Cori Bush defends defund the police stance
Rep. Cori Bush is under fire from prominent Republicans who circulated an out-of-context interview clip online about her wanting to defund the police. Here, Bush speaks to supporters at a rally on the eviction moratorium at the U.S. Capitol on August 03, 2021, in Washington, DC. Kevin Dietsch/Getty Images

But the 30-second clip circulated by Greene, Haley and other Republicans online is just a fraction of Bush's full comments on whether she is a hypocrite for sharing both positions during a CBS News interview this week.

"Suck it up. Defunding the police has to happen," she said.

Bush, a freshman representative from St. Louis who ousted a 10-term incumbent last year, has reported spending $70,000 in campaign dollars on private security officers this year.

During the CBS News interview, Bush said she'd ask her critics: "You would rather me die? Is that what you want to see? You want to see me die? You know because that could be the alternative."

Bush, who was previously homeless and was on the frontlines of the protests in Ferguson, Missouri after police fatally shot Michael Brown, said she's faced multiple threats against her life from white supremacists—including from police officers.

"Defunding the police and being able to have security is two totally different things," she said in the full interview. "My security is not to keep me safe from the people of St. Louis—it's to keep me safe from racist attempts against my life."

Bush slept on the steps of the U.S. Capitol this week in protest of the end to the eviction ban. President Joe Biden's administration ultimately issued a new moratorium, citing the COVID-19 pandemic, after Congress last week failed to act.

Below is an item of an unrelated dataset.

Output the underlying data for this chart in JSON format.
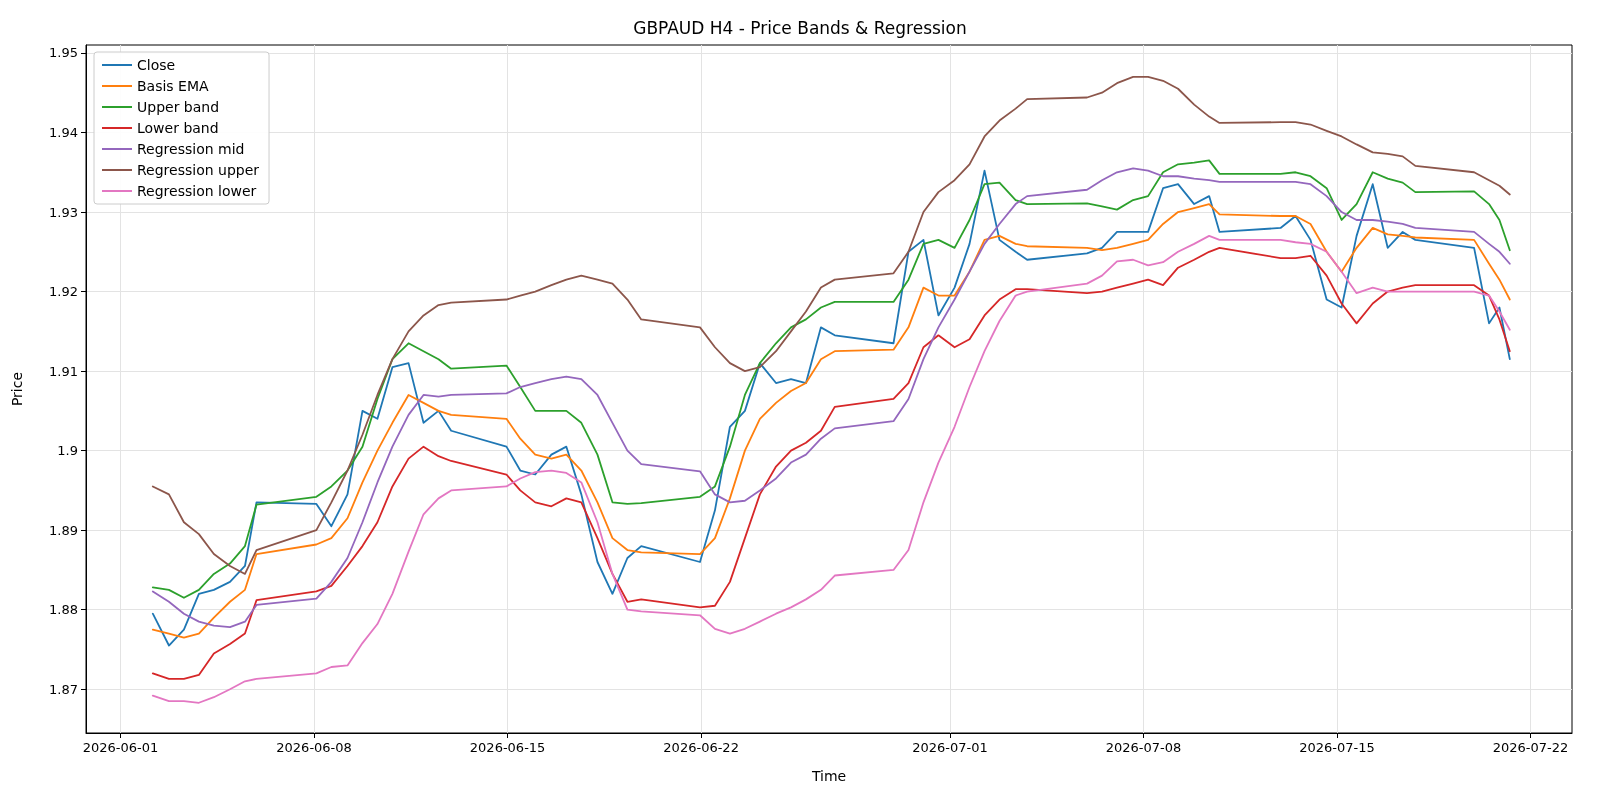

In portions of the video not included in the circulating clip, Bush explained her view that money dedicated to police should be put toward the social safety net and other services for the public.

"Do we pay police to be social workers?" she said.

Bush's office didn't immediately respond to Newsweek's request for comment on the response to her remarks.

White House press secretary Jen Psaki declined to weigh in on the issue in Thursday's press briefing. President Joe Biden doesn't support the "defund the police" movement pushed by some progressives.

"I think we shouldn't lose the forest through the trees here, which is that a member of Congress—an elected official—is concerned that her life is threatened," Psaki said. "That's disturbing that any elected official would have to suffer death threats and fear for their life, so I'm not going to comment of course on their security arrangements."